Notable species: Mayberry Park eBird Hotspot
In winter, Common and Barrow’s Goldeneye, Hooded Merganser, Bufflehead, and American Dippers frequent the river, as well as Common Merganser year-round. Mountain Bluebird, Townsend’s Solitaire, and Hermit Thrush are possible in winter. Notable raptors include Bald and Golden Eagles, Osprey (summer through fall), Cooper’s and Red-shouldered Hawks. Red-tailed Hawks and Great Horned Owls have nested in the park over several years. Tree, Barn, Cliff and Rough-winged Swallows nest in the park. Yellow Warbler, Warbling Vireo, Western Kingbird, Western Wood-Pewee, House and Bewicks Wrens, Black-headed Grosbeak, and Bullocks Oriole are common. Hooded Oriole may also be present. Look for Black-chinned, Anna’s and Calliope hummingbirds and Band-tailed Pigeons in summer. Several species of woodpeckers, including Red-breasted and Red-naped Sapsuckers and Lewis’s Woodpeckers are possible. Many species of finches and sparrows frequent the park in summer and winter, check for vagrants among the flocks of sparrows, especially in winter.
The park may be crowded on spring and summer weekends with families picnicking.
HOW TO GET THERE: Google Map of the Area
From the I-80 & I-580/US 395 interchange in Reno head west on I-80 about four miles to Exit 10, McCarran Blvd. Turn left (south) onto South McCarran Blvd. and follow until the intersection with Fourth Street. Turn right (west) on Fourth Street. Follow the road until you get to Woodland Avenue, approximately two miles. Turn left; Woodland Avenue will dead-end at Mayberry Park. There is off-street parking at the park, and paved walking paths.
POPULAR BIRDING ROUTES: Mayberry Park Trail Map
From the parking lot the paved path heads east and west along the river. There are large, mature trees along the riparian corridor that offer habitat to nesting birds including most cavity nesters, and often raptors such as Great-horned Owls and Red-tailed Hawks.
A paved foot/bike path parallels the Truckee River in both directions from the parking area (total length about 0.7 (round trip 1.4 miles out and back). Several small dirt trails lead through the riparian habitat from the paved path to the river.

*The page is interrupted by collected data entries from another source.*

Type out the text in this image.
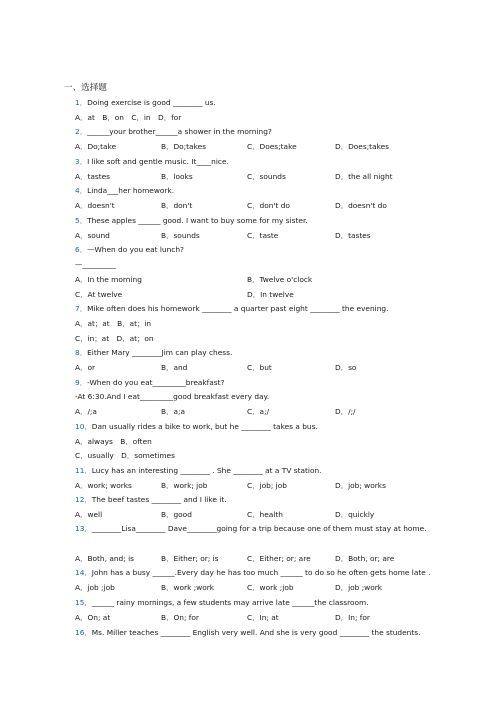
一、选择题
1．Doing exercise is good ________ us.
A．at　B．on　C．in　D．for
2．______your brother______a shower in the morning?
A．Do;take	B．Do;takes	C．Does;take	D．Does;takes
3．I like soft and gentle music. It____nice.
A．tastes	B．looks	C．sounds	D．the all night
4．Linda___her homework.
A．doesn't	B．don't	C．don't do	D．doesn't do
5．These apples ______ good. I want to buy some for my sister.
A．sound	B．sounds	C．taste	D．tastes
6．—When do you eat lunch?
—_________
A．In the morning	B．Twelve o'clock
C．At twelve	D．In twelve
7．Mike often does his homework ________ a quarter past eight ________ the evening.
A．at；at　B．at；in
C．in；at　D．at；on
8．Either Mary ________Jim can play chess.
A．or	B．and	C．but	D．so
9．-When do you eat_________breakfast?
-At 6:30.And I eat_________good breakfast every day.
A．/;a	B．a;a	C．a;/	D．/;/
10．Dan usually rides a bike to work, but he ________ takes a bus.
A．always　B．often
C．usually　D．sometimes
11．Lucy has an interesting ________ . She ________ at a TV station.
A．work; works	B．work; job	C．job; job	D．job; works
12．The beef tastes ________ and I like it.
A．well	B．good	C．health	D．quickly
13．________Lisa________ Dave________going for a trip because one of them must stay at home.
A．Both, and; is	B．Either; or; is	C．Either; or; are	D．Both, or; are
14．John has a busy ______.Every day he has too much ______ to do so he often gets home late .
A．job ;job	B．work ;work	C．work ;job	D．job ;work
15．______ rainy mornings, a few students may arrive late ______the classroom.
A．On; at	B．On; for	C．In; at	D．In; for
16．Ms. Miller teaches ________ English very well. And she is very good ________ the students.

To the east, the paved trail ends near a foot-and-bike-traffic bridge over the river that accesses Aspen Glen Drive (Dorostkar Park may be reached by walking along this street for about one-half mile and crossing under or over Mayberry Drive). Walking west along the paved path at Mayberry Park leads to another foot/bike path near the Patagonia Outlet parking area. For an optional side trip, cross the river on this western bridge, go a short distance up the hill and turn left onto a dirt path that parallels the Last Chance irrigation ditch. The trail is about 0.5 mile. There is good birding on either side of the trail and good views down to the river and riparian habitat below. The trail dead-ends at private property, so you must return the way you came (out and back, this will total about a mile).
Optional Side Trip: For those who enjoy a bit of uphill walking, another side trip would be to take the Tom Cooke Trail, which is the steep dirt trail that switch-backs up the slope near the intersection with the irrigation ditch path you just left. The Tom Cooke trails goes about 0.6 miles up to intersect the Steamboat Ditch trail, which is a whole other trip entirely!